Re: suspension: lesser // great apes?


Thanks Marc,
Very interesting. I don't suppose you have access to the whole paper?

-- "Does this suggest that early hominoids were more aquatic than arboreal??"

I've found some evidence to suggest that the earliest apes were perhaps predominantly semi-aquatic and it was the flooding of forests 25 Ma in East Africa due to early rifting that may have caused the monkey/ape split.


-----Original Message-----
From: <> On Behalf Of Marc Verhaegen
Sent: Saturday, March 12, 2022 12:28 AM
Subject: [AAT] suspension: lesser // great apes?

Phylogenetic analysis of Middle-Late Miocene apes Kelsey D Pugh 2022 J.hum.Evol.165, 103140 doi org/10.1016/j.jhevol.2021.103140

Despite intensive study, many aspects of the evolutionary history of Hominidae (gr.apes+humans) are not well understood.
The phylogenetic relationships of many fossil taxa remain poorly resolved.
This study aims to provide an updated hypothesis of phylogenetic relationships for Mid-Late-Miocene fossil apes, focusing on those taxa typically considered to be great apes.

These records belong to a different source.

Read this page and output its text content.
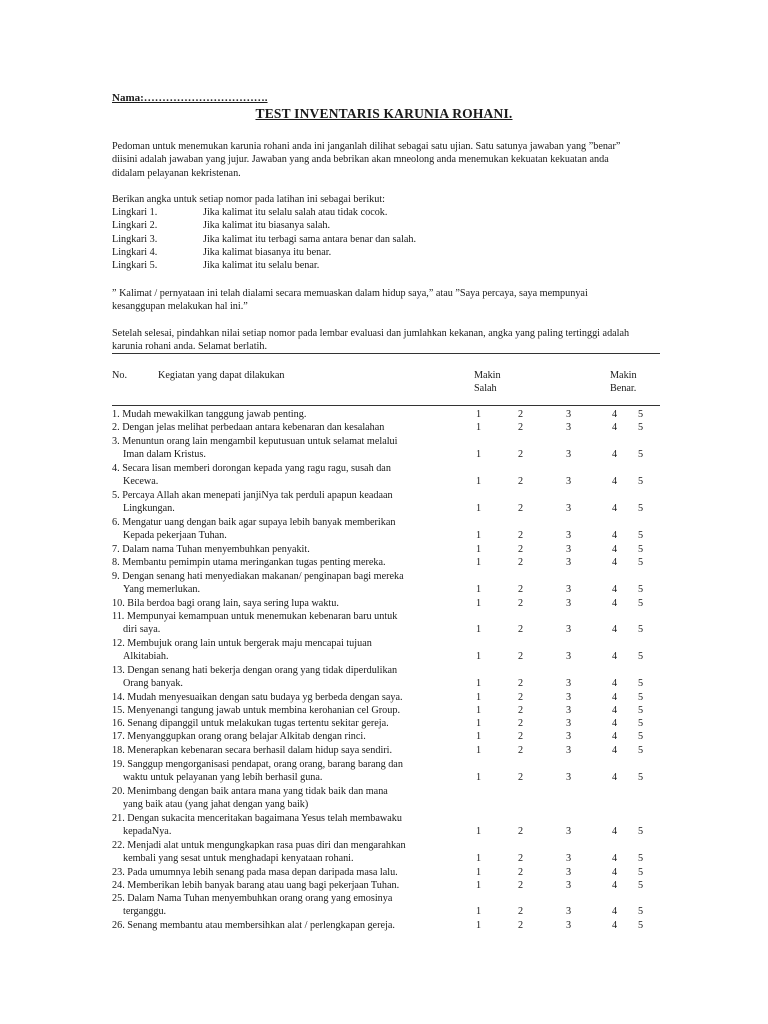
Nama:…………………………….
TEST INVENTARIS KARUNIA ROHANI.
Pedoman untuk menemukan karunia rohani anda ini janganlah dilihat sebagai satu ujian. Satu satunya jawaban yang ”benar”
diisini adalah jawaban yang jujur. Jawaban yang anda bebrikan akan mneolong anda menemukan kekuatan kekuatan anda
didalam pelayanan kekristenan.
Berikan angka untuk setiap nomor pada latihan ini sebagai berikut:
Lingkari 1.	Jika kalimat itu selalu salah atau tidak cocok.
Lingkari 2.	Jika kalimat itu biasanya salah.
Lingkari 3.	Jika kalimat itu terbagi sama antara benar dan salah.
Lingkari 4.	Jika kalimat biasanya itu benar.
Lingkari 5.	Jika kalimat itu selalu benar.
” Kalimat / pernyataan ini telah dialami secara memuaskan dalam hidup saya,” atau ”Saya percaya, saya mempunyai
kesanggupan melakukan hal ini.”
Setelah selesai, pindahkan nilai setiap nomor pada lembar evaluasi dan jumlahkan kekanan, angka yang paling tertinggi adalah
karunia rohani anda. Selamat berlatih.
No.	Kegiatan yang dapat dilakukan	Makin
Salah
Makin
Benar.
1. Mudah mewakilkan tanggung jawab penting.	1	2	3	4 5
2. Dengan jelas melihat perbedaan antara kebenaran dan kesalahan	1	2	3	4 5
3. Menuntun orang lain mengambil keputusuan untuk selamat melalui
Iman dalam Kristus.	1	2	3	4 5
4. Secara lisan memberi dorongan kepada yang ragu ragu, susah dan
Kecewa.	1	2	3	4 5
5. Percaya Allah akan menepati janjiNya tak perduli apapun keadaan
Lingkungan.	1	2	3	4 5
6. Mengatur uang dengan baik agar supaya lebih banyak memberikan
Kepada pekerjaan Tuhan.	1	2	3	4 5
7. Dalam nama Tuhan menyembuhkan penyakit.	1	2	3	4 5
8. Membantu pemimpin utama meringankan tugas penting mereka.	1	2	3	4 5
9. Dengan senang hati menyediakan makanan/ penginapan bagi mereka
Yang memerlukan.	1	2	3	4 5
10. Bila berdoa bagi orang lain, saya sering lupa waktu.	1	2	3	4 5
11. Mempunyai kemampuan untuk menemukan kebenaran baru untuk
diri saya.	1	2	3	4 5
12. Membujuk orang lain untuk bergerak maju mencapai tujuan
Alkitabiah.	1	2	3	4 5
13. Dengan senang hati bekerja dengan orang yang tidak diperdulikan
Orang banyak.	1	2	3	4 5
14. Mudah menyesuaikan dengan satu budaya yg berbeda dengan saya.	1	2	3	4 5
15. Menyenangi tangung jawab untuk membina kerohanian cel Group.	1	2	3	4 5
16. Senang dipanggil untuk melakukan tugas tertentu sekitar gereja.	1	2	3	4 5
17. Menyanggupkan orang orang belajar Alkitab dengan rinci.	1	2	3	4 5
18. Menerapkan kebenaran secara berhasil dalam hidup saya sendiri.	1	2	3	4 5
19. Sanggup mengorganisasi pendapat, orang orang, barang barang dan
waktu untuk pelayanan yang lebih berhasil guna.	1	2	3	4 5
20. Menimbang dengan baik antara mana yang tidak baik dan mana
yang baik atau (yang jahat dengan yang baik)
21. Dengan sukacita menceritakan bagaimana Yesus telah membawaku
kepadaNya.	1	2	3	4 5
22. Menjadi alat untuk mengungkapkan rasa puas diri dan mengarahkan
kembali yang sesat untuk menghadapi kenyataan rohani.	1	2	3	4 5
23. Pada umumnya lebih senang pada masa depan daripada masa lalu.	1	2	3	4 5
24. Memberikan lebih banyak barang atau uang bagi pekerjaan Tuhan.	1	2	3	4 5
25. Dalam Nama Tuhan menyembuhkan orang orang yang emosinya
terganggu.	1	2	3	4 5
26. Senang membantu atau membersihkan alat / perlengkapan gereja.	1	2	3	4 5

The character matrix compiled here samples 274 characters from skull, dentition & post-cranium.
Multiple iterations were performed to examine the effects of ingroup taxon selection, outgroup constraints, treatment of continuous data, character partitions (cranio-dental, post-cranial) & missing data.
Parsimony & Bayesian methods were used to infer phylogenetic relationships.

Most European hominoids (Hispano-, Ruda-, Dryo-, Pierola-pithecus) are recovered as stem-hominids: not more closely related to Ponginae or to Homininae (Afr.apes-humans), but Ourano-, Graeco- & Nakalipithecus are inferred to be members of the hominine clade.
Asian fossil hominoids (except Lufengpith.hudienensis) are recovered as part of Ponginae.
Results suggest :
- Kenya- & Griphopithecus are possible stem-hominids,
- Equatorius & Nacholapithecus are consistently recovered as stem-hominoids,
- Oreo- & Samburupithecus are not recovered as hominids.

Results of Bayesian analyses differ from those of parsimony analyses.
Cranio-dental & post-cranial character partitions are incongruent in the placement of hylobatids:
did hylobatids & hominids independently evolve adaptations to suspensory positional behaviors?

An understanding of phylogenetic relationships is necessary to address many PA questions:
the updated hypothesis of phylogenetic relationships presented here can be used to gain a better understanding of
- important morphological transitions that took place during hominid evolution,
- ancestral morphotypes at key nodes,
- the bio-geography of the clade.


Does this suggest that early hominoids were more aquatic than arboreal??